L513 2005574-1•BVwG L513 2005574-1
L513 2005574-1Tribunal Administrativo Federal2 de dez. de 2015
Beitragszuschlag, Meldeverstoß
L513 2005574-1/4E
IM NAMEN DER REPUBLIK!
Das Bundesverwaltungsgericht hat durch den Richter Mag. DDr. Friedrich KINZLBAUER, LL.M als Einzelrichter über die Beschwerde von XXXX , gegen den Bescheid der Salzburger Gebietskrankenkasse vom 25.4.2013, Zl. 046-113(2)-23/13, zu Recht erkannt:
A.) Die Beschwerde wird gemäß § 113 Abs 1 Z1 u. Abs 2 ASVG als unbegründet abgewiesen.
B) Die Revision ist gemäß Art 133 Abs. 4 B-VG nicht zulässig.
ENTSCHEIDUNGSGRÜNDE:
I. Verfahrensgang
1. Die Salzburger Gebietskrankenkasse (im Folgenden auch kurz bezeichnet als SGKK) hat mit Bescheid vom 25.4.2013 ausgesprochen, dass durch XXXX auf Grund einer Meldepflichtverletzung gem. § 113 Abs 2 iVm § 113 Abs 1 Z 1 ASVG ein Beitragszuschlag in der gesetzlich festgelegten Höhe von 1800,00 Euro an die SGKK zu entrichten sei.
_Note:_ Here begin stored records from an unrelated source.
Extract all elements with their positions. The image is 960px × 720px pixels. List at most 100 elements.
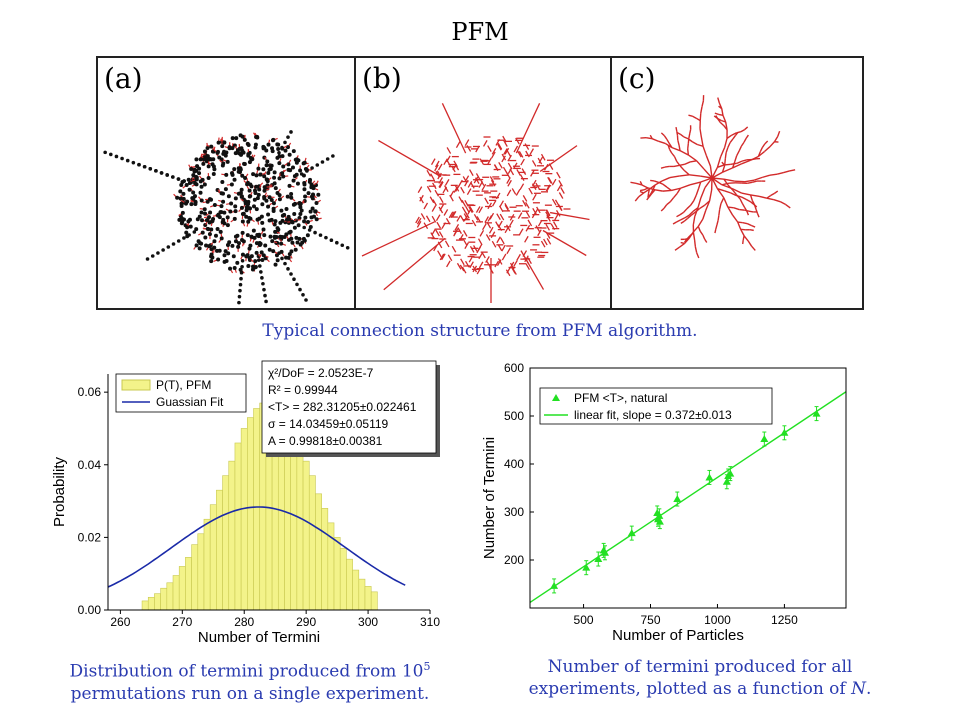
particle-dot: [233, 204, 238, 209]
particle-dot: [249, 184, 254, 189]
branch-line: [688, 114, 693, 117]
particle-dot: [225, 223, 230, 228]
particle-dot: [251, 204, 256, 209]
particle-dot: [313, 230, 317, 235]
particle-dot: [281, 174, 286, 179]
branch-line: [733, 207, 740, 211]
branch-line: [687, 154, 698, 162]
branch-line: [650, 179, 655, 182]
bond-line: [496, 236, 501, 244]
particle-dot: [184, 183, 189, 188]
bond-line: [479, 158, 485, 166]
particle-dot: [114, 154, 119, 159]
particle-dot: [247, 246, 252, 251]
particle-dot: [181, 191, 186, 196]
branch-line: [669, 197, 675, 203]
branch-line: [693, 194, 697, 201]
particle-dot: [221, 151, 226, 156]
branch-line: [662, 183, 668, 188]
bond-line: [495, 192, 501, 200]
particle-dot: [295, 282, 299, 287]
y-axis-title: Number of Termini: [481, 437, 498, 559]
bond-line: [521, 168, 527, 175]
branch-line: [734, 155, 738, 162]
data-point: [726, 469, 735, 477]
particle-dot: [345, 245, 350, 250]
branch-line: [711, 177, 723, 186]
particle-dot: [230, 243, 235, 248]
particle-dot: [253, 265, 258, 270]
branch-line: [676, 214, 681, 218]
y-tick-label: 400: [504, 457, 524, 471]
bond-line: [528, 187, 533, 195]
bond-line: [531, 183, 537, 191]
histogram-bar: [172, 575, 180, 611]
particle-dot: [236, 191, 241, 196]
particle-dot: [296, 223, 301, 228]
particle-dot: [220, 144, 225, 149]
particle-dot: [277, 197, 282, 202]
bond-line: [497, 224, 503, 232]
particle-dot: [176, 239, 181, 243]
particle-dot: [279, 241, 284, 246]
branch-line: [744, 126, 749, 131]
branch-line: [770, 192, 775, 197]
particle-dot: [261, 253, 266, 258]
bond-line: [465, 211, 470, 219]
branch-line: [683, 238, 688, 243]
particle-dot: [264, 163, 269, 168]
bond-line: [448, 211, 454, 219]
particle-dot: [251, 172, 256, 177]
bond-line: [435, 229, 440, 237]
histogram-bar: [216, 489, 223, 611]
bond-line: [558, 179, 563, 187]
branch-line: [738, 145, 743, 152]
bond-line: [495, 139, 501, 146]
particle-dot: [267, 247, 272, 252]
branch-line: [663, 135, 668, 140]
particle-dot: [218, 229, 223, 234]
particle-dot: [142, 164, 147, 169]
branch-line: [773, 199, 781, 203]
particle-dot: [254, 250, 259, 255]
particle-dot: [156, 251, 160, 255]
branch-line: [688, 210, 694, 216]
bond-line: [496, 213, 501, 221]
particle-dot: [281, 164, 286, 169]
branch-line: [689, 174, 701, 177]
branch-line: [723, 178, 735, 182]
particle-dot: [271, 137, 276, 142]
histogram-bar: [296, 446, 304, 611]
branch-line: [680, 184, 691, 189]
branch-line: [654, 180, 663, 186]
bond-line: [503, 148, 508, 155]
branch-line: [693, 239, 697, 247]
branch-line: [708, 189, 713, 201]
particle-dot: [268, 166, 273, 171]
particle-dot: [253, 259, 258, 264]
branch-line: [660, 166, 666, 169]
particle-dot: [280, 154, 285, 159]
legend-swatch-bar: [121, 379, 151, 391]
bond-line: [524, 143, 530, 150]
branch-line: [678, 145, 681, 151]
bond-line: [420, 213, 426, 220]
branch-line: [687, 138, 693, 143]
network-diagram-c: [630, 95, 796, 259]
particle-dot: [222, 253, 227, 258]
branch-line: [702, 146, 708, 157]
particle-dot: [229, 182, 234, 187]
branch-line: [737, 221, 743, 224]
bond-line: [468, 206, 473, 213]
plot-frame: [529, 367, 847, 609]
particle-dot: [260, 257, 265, 262]
particle-dot: [262, 185, 267, 190]
branch-line: [688, 133, 691, 139]
y-tick-label: 0.02: [78, 530, 102, 544]
particle-dot: [293, 218, 298, 223]
particle-dot: [324, 235, 328, 240]
bond-line: [509, 219, 514, 227]
particle-dot: [206, 176, 211, 181]
particle-dot: [199, 210, 204, 215]
bond-line: [435, 214, 441, 222]
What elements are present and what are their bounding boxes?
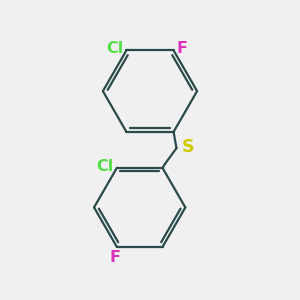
- Text: S: S: [182, 138, 194, 156]
- Text: F: F: [110, 250, 121, 265]
- Text: Cl: Cl: [106, 41, 124, 56]
- Text: Cl: Cl: [97, 159, 114, 174]
- Text: F: F: [176, 41, 188, 56]
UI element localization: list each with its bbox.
Die Verpflichtung werde unter Bedachtnahme auf die Bestimmungen der §§ 30, 33, 35 Abs 1, 111/1, 111a sowie 113 ASVG ausgesprochen.
Die SGKK führte begründend aus, dass anlässlich einer Kontrolle durch Prüforgane der Abgabenbehörden des Bundes nach den Bestimmungen des ASVG am 15.3.2013 festgestellt worden sei, dass der Dienstgeber XXXX hinsichtlich der Beschäftigung von XXXX und XXXX gegen die sozialversicherungsrechtliche Meldepflicht des § 33 Abs 1 ASVG verstoßen habe.
Der Bescheid wurde rechtswirksam zugestellt.
Dem vorliegenden Verwaltungsakt der SGKK ist eine Anzeige nach § 27 AuslBG betr. XXXX enthalten, wonach vom Finanzamt XXXX zur Anzeige gebracht wurde, dass am 15.03.2013 im Zuge einer Kontrolle der "Finanzpolizei" oa. Personen als Beschäftigte arbeitend im " XXXX " des XXXX angetroffen worden seien. Die genannten Arbeitnehmer seien im Zeitraum der Arbeitsleistung nicht durch den Arbeitgeber zur Sozialversicherung angemeldet worden.
Mit Schriftsatz vom 21.5.2013 wurde dagegen innerhalb offener Frist Einspruch (nunmehr Beschwerde) erhoben. Es wird vorgebracht, dass aufgrund eines kurzfristigen und nicht vorhersehbaren Ausfalles von zwei Mitarbeitern am 15.3.2013 für Ersatz gesorgt werden musste, da an diesem Wochenende wegen eines Feiertages in Ungarn mit einem sehr guten Geschäftsgang zu rechnen war. Ausgerechnet an diesem Tage hätte sich im Rinderstall des Beschwerdeführers (im Folgenden auch kurz bezeichnet als BF) ein Wasserrohrbruch ereignet und deshalb wäre er erst um 11:30 Uhr auf die Schihütte gekommen.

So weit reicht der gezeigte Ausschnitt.